“La produzione dei dealcolati in Italia si farà, perché tutto il mondo del vino li vuole ed è d’accordo. Quindi ci allineiamo, ma proverò a convincere tutti che questi prodotti non si possono chiamare vino”. Parole del Ministro dell’Agricoltura, Francesco Lollobrigida, pronunciate in occasione dei festeggiamenti, nei giorni scorsi a Roma, dei primi 20 anni dell’Istituto Grandi Marchi (con proiezione di un docu-film celebrativo), e che ora aprono a scenari tutti da capire. Solo ieri l’Unione Italiana Vini (Uiv) informava sul fatto che il Ministero dell’Economia avesse “ritirato le norme relative ai vini dealcolati recentemente inserite nella proposta di decreto legislativo in materia di accise” e che ora “superato l’impasse è necessario che il Ministero dell’Agricoltura approvi al più presto il decreto tenendo conto degli elementi principali già discussi con la filiera”. Ovvero che il processo di dealcolizzazione debba avvenire in locali appositamente dedicati oppure il divieto della pratica per i vini Dop/Igp e anche il considerare la soluzione idroalcolica residua (acqua di rete, tra il 95% e il 99,9%) come rifiuto e quindi non sottoposta ad accise.
Ma quale decreto attendersi sui vini dealcolati se questi, secondo Lollobrigida, non si possono più chiamare vini? Il Ministro mette i puntini sulle “i” e cita direttamente l’Organizzazione Internazionale della Vigna e del Vino: “sono loro che definiscono il vino come un prodotto che ha l’alcol che la natura gli dona attraverso un processo di trasformazione, e non di addizione. Proverò a convincere tutti che si può fare una bevanda dealcolata e si può rinunciare a chiamarla vino”.
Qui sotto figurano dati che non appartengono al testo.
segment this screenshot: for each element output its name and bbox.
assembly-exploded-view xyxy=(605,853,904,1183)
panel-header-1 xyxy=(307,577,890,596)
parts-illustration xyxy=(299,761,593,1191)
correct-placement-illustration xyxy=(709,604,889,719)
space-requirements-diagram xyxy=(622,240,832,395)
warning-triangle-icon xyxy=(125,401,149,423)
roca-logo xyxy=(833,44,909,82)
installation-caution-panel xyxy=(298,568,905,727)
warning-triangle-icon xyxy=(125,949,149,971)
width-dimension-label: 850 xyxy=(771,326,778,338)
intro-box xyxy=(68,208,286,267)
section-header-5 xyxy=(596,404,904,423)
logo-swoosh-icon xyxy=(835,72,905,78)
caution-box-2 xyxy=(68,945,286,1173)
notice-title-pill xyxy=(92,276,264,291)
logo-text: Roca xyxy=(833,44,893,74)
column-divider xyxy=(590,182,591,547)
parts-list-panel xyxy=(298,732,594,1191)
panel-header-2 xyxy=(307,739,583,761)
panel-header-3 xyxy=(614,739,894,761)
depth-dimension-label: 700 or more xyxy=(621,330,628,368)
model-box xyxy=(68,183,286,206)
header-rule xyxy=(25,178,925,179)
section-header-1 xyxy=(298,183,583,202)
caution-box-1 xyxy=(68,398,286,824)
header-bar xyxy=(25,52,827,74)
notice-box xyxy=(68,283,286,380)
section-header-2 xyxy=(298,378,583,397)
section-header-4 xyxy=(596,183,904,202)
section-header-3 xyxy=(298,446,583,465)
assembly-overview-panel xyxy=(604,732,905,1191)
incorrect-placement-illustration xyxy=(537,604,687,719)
Il Ministro apre, dunque, a una futura svolta per il comparto, ma vorrebbe che le aziende, quanto meno, rinunciassero a chiamare il prodotto con il termine “vino”. Urge ora quindi trovare una sorta di compromesso con le imprese vinicole, con l’Uiv in prima linea, che premono per una maggiore libertà normativa, sostenendo che la possibilità di produrre vini dealcolati potrebbe aprire nuove opportunità di mercato. Ma, a questo punto, per chi? “L’italiano ha tante parole per chiamare tutto - dice Lollobrigida - siamo una Nazione strana o un’Europa strana dove pur avendo tanti termini, si arriva anche a definire “bistecca” un prodotto con due ceci. Ora vogliamo chiamare “vino” un qualcosa che non ha al suo interno lo stabilizzatore principale che permette al vino di evolvere in un livello di qualità maggiore”.
E sul consumo aggiunge: “in generale la società si evolve verso un uso moderato di vino. Ma occorre piuttosto parlare di qualità e del prezzo giusto, perché se tu vuoi un prodotto di qualità italiana dietro c’è lavoro, il rispetto delle regole e del territorio. Ci sono tante cose che hanno un costo. E questo costo deve diventare un prezzo e un valore riconoscibile, su questo dobbiamo fare uno sforzo e lo facciamo con tutte le iniziative”, ha concluso il Ministro Lollobrigida.